The opposition of one Republican organization to any form of tax increase no matter how big the deficit gets wouldn’t matter much if it weren’t for the Tea Party, which takes its marching orders on taxes from Norquist. And there is not a single Republican in Congress who isn’t frightened to death of a Tea Party challenger in the Republican primary next year. They know from the experience in 2010 that no incumbent Republican is safe, no matter how conservative their voting record, if they don’t kowtow sufficiently to the Tea Party. They also know that Tea Partiers would rather lose a seat to the Democrats than make the tiniest concession to their ideological dogma on hot-button issues such as health or taxes.
This reality has effectively given Norquist veto-power within the GOP on all tax issues.
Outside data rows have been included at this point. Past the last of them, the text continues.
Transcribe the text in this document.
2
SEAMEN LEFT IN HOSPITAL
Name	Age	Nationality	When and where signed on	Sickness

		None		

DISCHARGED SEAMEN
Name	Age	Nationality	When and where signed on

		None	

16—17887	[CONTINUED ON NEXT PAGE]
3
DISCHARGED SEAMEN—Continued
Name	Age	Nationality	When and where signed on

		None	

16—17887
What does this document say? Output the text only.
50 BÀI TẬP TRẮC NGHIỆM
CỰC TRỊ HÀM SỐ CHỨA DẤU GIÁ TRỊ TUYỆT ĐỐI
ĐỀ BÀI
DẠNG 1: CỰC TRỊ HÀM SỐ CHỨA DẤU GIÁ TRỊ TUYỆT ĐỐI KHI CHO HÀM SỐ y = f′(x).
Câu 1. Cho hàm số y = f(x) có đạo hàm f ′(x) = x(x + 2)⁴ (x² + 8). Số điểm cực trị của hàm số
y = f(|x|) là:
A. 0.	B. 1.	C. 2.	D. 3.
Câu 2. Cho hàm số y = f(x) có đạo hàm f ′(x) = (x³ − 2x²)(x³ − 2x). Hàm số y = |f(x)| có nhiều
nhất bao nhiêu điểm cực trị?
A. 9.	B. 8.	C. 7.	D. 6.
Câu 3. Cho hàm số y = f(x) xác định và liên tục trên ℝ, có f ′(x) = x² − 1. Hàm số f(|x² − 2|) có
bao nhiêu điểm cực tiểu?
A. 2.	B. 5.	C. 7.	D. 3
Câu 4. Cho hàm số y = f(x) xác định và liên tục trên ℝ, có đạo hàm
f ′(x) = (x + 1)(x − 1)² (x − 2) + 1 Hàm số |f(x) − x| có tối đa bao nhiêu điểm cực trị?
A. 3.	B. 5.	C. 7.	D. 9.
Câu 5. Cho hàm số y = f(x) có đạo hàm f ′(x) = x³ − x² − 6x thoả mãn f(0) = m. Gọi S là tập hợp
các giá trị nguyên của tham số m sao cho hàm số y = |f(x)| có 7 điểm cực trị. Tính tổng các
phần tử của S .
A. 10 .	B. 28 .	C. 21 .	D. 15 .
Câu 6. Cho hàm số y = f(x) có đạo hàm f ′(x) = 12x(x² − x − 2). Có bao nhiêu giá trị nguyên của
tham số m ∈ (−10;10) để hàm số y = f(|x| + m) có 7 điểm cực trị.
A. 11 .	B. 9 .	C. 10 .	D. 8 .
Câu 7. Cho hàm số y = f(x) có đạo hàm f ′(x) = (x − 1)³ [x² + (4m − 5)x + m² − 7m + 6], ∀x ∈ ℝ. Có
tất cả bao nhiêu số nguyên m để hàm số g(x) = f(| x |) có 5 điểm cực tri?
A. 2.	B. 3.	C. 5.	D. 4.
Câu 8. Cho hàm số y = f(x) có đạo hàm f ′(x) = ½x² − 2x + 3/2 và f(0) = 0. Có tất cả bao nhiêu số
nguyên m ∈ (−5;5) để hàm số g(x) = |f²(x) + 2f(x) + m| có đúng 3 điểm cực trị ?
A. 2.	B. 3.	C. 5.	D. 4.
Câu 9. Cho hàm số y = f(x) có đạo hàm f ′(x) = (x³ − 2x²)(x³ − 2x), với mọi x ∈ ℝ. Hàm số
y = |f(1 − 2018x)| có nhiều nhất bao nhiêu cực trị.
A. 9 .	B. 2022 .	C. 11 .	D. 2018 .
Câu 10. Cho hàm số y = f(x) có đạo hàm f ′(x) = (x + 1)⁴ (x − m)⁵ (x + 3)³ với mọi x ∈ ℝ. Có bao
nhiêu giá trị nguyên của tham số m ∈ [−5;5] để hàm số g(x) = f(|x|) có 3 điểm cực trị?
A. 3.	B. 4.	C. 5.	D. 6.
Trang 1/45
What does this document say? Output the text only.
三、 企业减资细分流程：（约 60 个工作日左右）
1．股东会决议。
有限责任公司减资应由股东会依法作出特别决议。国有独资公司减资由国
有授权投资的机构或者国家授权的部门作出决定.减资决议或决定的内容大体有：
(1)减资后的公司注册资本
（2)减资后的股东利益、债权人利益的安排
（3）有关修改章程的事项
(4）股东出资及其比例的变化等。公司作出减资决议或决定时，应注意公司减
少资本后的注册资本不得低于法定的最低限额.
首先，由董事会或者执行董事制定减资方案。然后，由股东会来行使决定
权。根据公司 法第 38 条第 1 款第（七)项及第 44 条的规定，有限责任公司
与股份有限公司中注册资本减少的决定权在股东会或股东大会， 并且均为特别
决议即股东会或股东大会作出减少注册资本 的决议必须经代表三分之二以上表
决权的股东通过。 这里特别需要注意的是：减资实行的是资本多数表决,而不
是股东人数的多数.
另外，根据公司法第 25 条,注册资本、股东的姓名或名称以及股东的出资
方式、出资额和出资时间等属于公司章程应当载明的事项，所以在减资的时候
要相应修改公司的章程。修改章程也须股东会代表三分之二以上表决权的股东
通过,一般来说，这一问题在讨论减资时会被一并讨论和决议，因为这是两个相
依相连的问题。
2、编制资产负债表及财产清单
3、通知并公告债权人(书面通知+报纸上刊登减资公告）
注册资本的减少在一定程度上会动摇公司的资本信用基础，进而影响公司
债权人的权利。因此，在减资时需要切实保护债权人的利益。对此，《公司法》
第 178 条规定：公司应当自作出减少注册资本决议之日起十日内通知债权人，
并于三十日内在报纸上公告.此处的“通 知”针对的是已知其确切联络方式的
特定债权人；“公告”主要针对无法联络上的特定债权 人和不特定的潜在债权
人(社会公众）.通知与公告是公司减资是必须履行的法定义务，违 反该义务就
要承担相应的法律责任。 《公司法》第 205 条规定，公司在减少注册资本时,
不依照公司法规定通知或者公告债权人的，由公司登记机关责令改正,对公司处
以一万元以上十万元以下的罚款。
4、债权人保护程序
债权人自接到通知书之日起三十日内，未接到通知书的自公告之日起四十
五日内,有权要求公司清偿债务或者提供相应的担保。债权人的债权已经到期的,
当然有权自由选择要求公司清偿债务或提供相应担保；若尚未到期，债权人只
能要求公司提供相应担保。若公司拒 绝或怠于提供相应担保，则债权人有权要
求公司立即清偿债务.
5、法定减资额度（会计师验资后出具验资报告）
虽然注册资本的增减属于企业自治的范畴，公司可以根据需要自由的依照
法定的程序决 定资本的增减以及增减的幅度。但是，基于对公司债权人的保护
Like an ancient Roman emperor turning thumbs-up or thumbs-down in deciding whether a gladiator would live or die, he alone decides what is a violation of the tax pledge and what isn’t. And woe be to the Republican who gets Norquist’s thumbs-down because he or she is likely to suffer political death at the hands of the Tea Party.
As Bartlett goes on to note, there are some Senators, including Republican deficit hawks like Tom Coburn who are pushing the idea of comprehensive tax reform as part of an overall deficit reduction package:
The Senate group’s working plan calls for placing separate caps on security and nonsecurity spending, and missing a budget target in one area would not trigger mandatory cuts in the other. The spending targets would follow proposals laid out by the deficit commission, which recommended cutting discretionary spending by $1.7 trillion through 2020. Lawmakers on the spending committees would draft legislation to meet the targets. But if they were not met, automatic, across-the-board cuts would go into effect.
The tax-writing committees would be given two years to overhaul both the individual and corporate tax codes, with general instructions to close tax breaks and minimize or eliminate tax deductions while lowering tax rates. The committees would be given a target for additional revenues to be raised by the new code. The deficit commission’s version of tax reform would net $785 billion in additional revenues over 10 years.
If Congress failed to enact the tax code overhaul, the legislation would mandate an across-the-board tightening of tax deductions to meet the higher target.
These are the kind of ideas that Washington ought to be talking about. Instead, we’re getting the Democrats saying the GOP wants to starve the elderly, and Republicans repeating George H.W. Bush’s tired “No New Taxes” mantra from 23 years ago. It’s getting quite tiresome.